The Chilliwack Times manages to get itself into a froth over a recent LRC/Suzuki Foundation poll question which included the words “rapid transit out to UBC”.
The poll actually came out on May 7, so the opinion writer has had a while to find something to get offended about. And readers puzzled by the reference in this piece who rely on the paper version would be hard pressed to find out the actual context. Which of course was much more about the priority of highway expansion against transit than voting for UBC over Langley.

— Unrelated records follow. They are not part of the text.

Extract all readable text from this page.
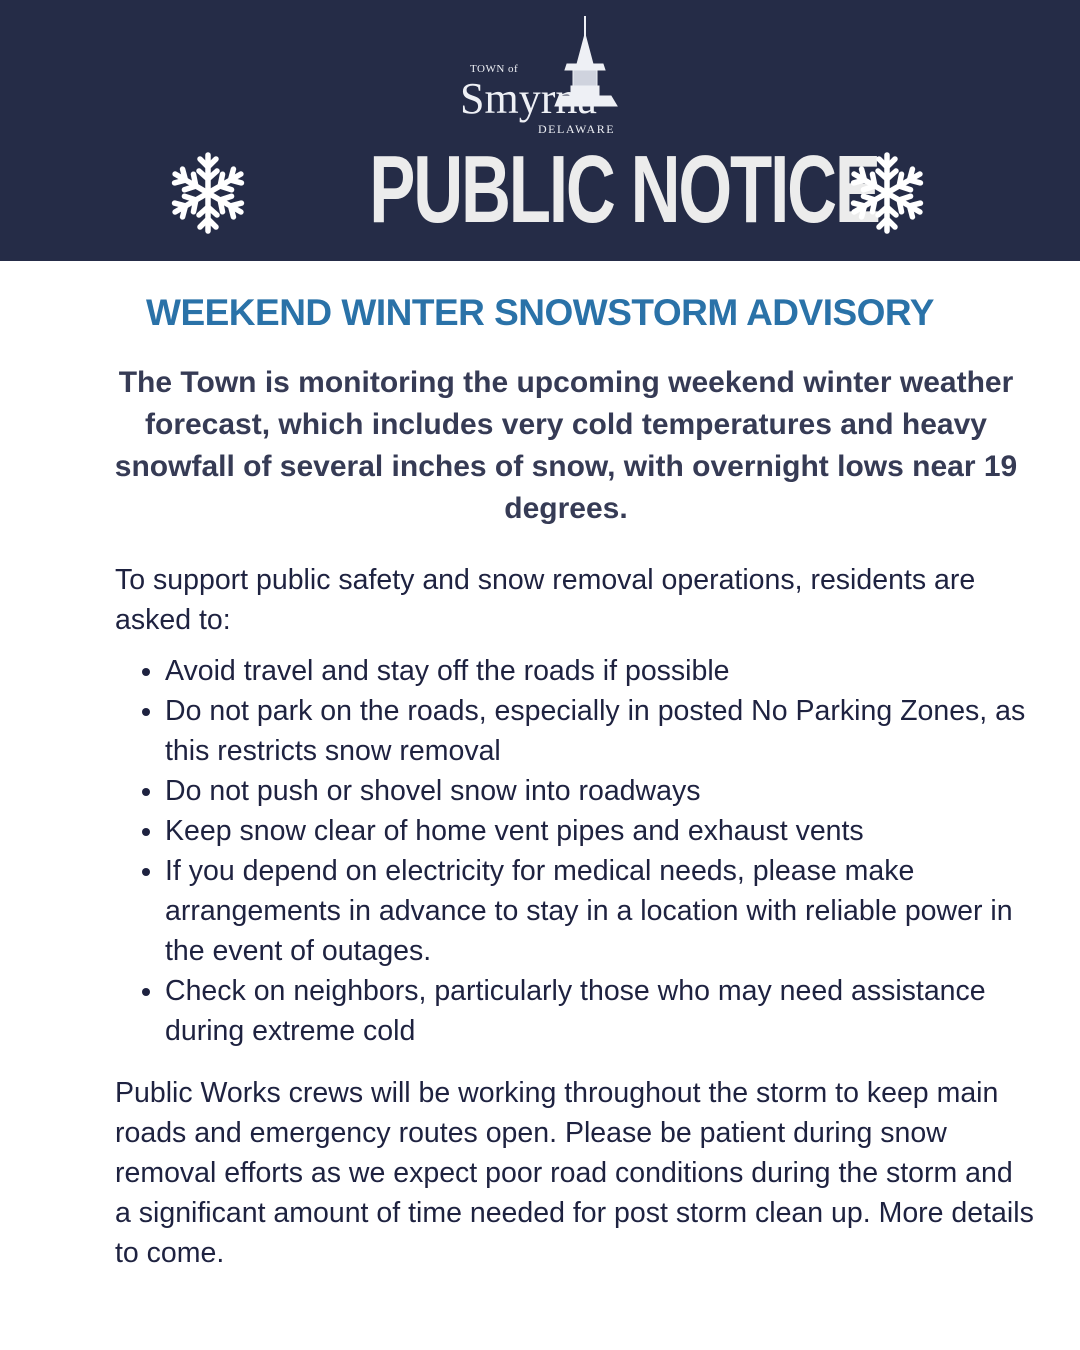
TOWN of
Smyrna
DELAWARE
PUBLIC NOTICE
WEEKEND WINTER SNOWSTORM ADVISORY
The Town is monitoring the upcoming weekend winter weather forecast, which includes very cold temperatures and heavy snowfall of several inches of snow, with overnight lows near 19 degrees.
To support public safety and snow removal operations, residents are asked to:
• Avoid travel and stay off the roads if possible
• Do not park on the roads, especially in posted No Parking Zones, as this restricts snow removal
• Do not push or shovel snow into roadways
• Keep snow clear of home vent pipes and exhaust vents
• If you depend on electricity for medical needs, please make arrangements in advance to stay in a location with reliable power in the event of outages.
• Check on neighbors, particularly those who may need assistance during extreme cold
Public Works crews will be working throughout the storm to keep main roads and emergency routes open. Please be patient during snow removal efforts as we expect poor road conditions during the storm and a significant amount of time needed for post storm clean up. More details to come.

At least the Times is now talking about real transit options – and no longer saying we must have highway expansion becuase that is the only thing that will work out here. And of course the official position, as stated by Chillwack’s Mayor is that they do not want to be connected to other communities by rapid transit, they want to continue to be self reliant. Currently most people live and work close to home there and that is in itself worthwhile, and ought not (he says) be diluted by encouraging longer distance commuting. He may of course be a lone voice, but given his position and the undoubted virtues of his position, it does make for a harder sell for groups like VALTAC and Rail for the Valley.
I was not one of those who drafted the question, but it seems obvious to me that the intention was to draw on the current provincial government’s stated intentions. To build the Highway #1expansion and Port Mann twinning first and then turn their attention to transit – and their stated priority is the tube tunnel under Broadway. As I think I have made clear, this is not a sensible choice in transportation terms, but reflects the political realty that Gordon Campbell thinks his constituency comes first.
It was the clever boys in Vancouver and Victoria who killed the Interurban transit system that served a far less densely populated Fraser Valley half a century ago.
It’s long past time to correct that mistake.
Well reviving the interurban is certainly one option – but not necessarily the only one. Especially given the indirect routing and lack of dense nodes near the eastern section. And the general consensus at the time passenger service ended was that the BCER was losing money and ridership and was no longer necessary in a region with rapidly growing car ownership and a nice new freeway.
And if the Times really wants to make a difference to current policies it should be telling its readers to stop voting for the BC Liberals. Some of those valley seats are the safest in the province. Because it is not the “clever boys in Vancouver” who are calling the shots but the idiots you lot elected to Victoria!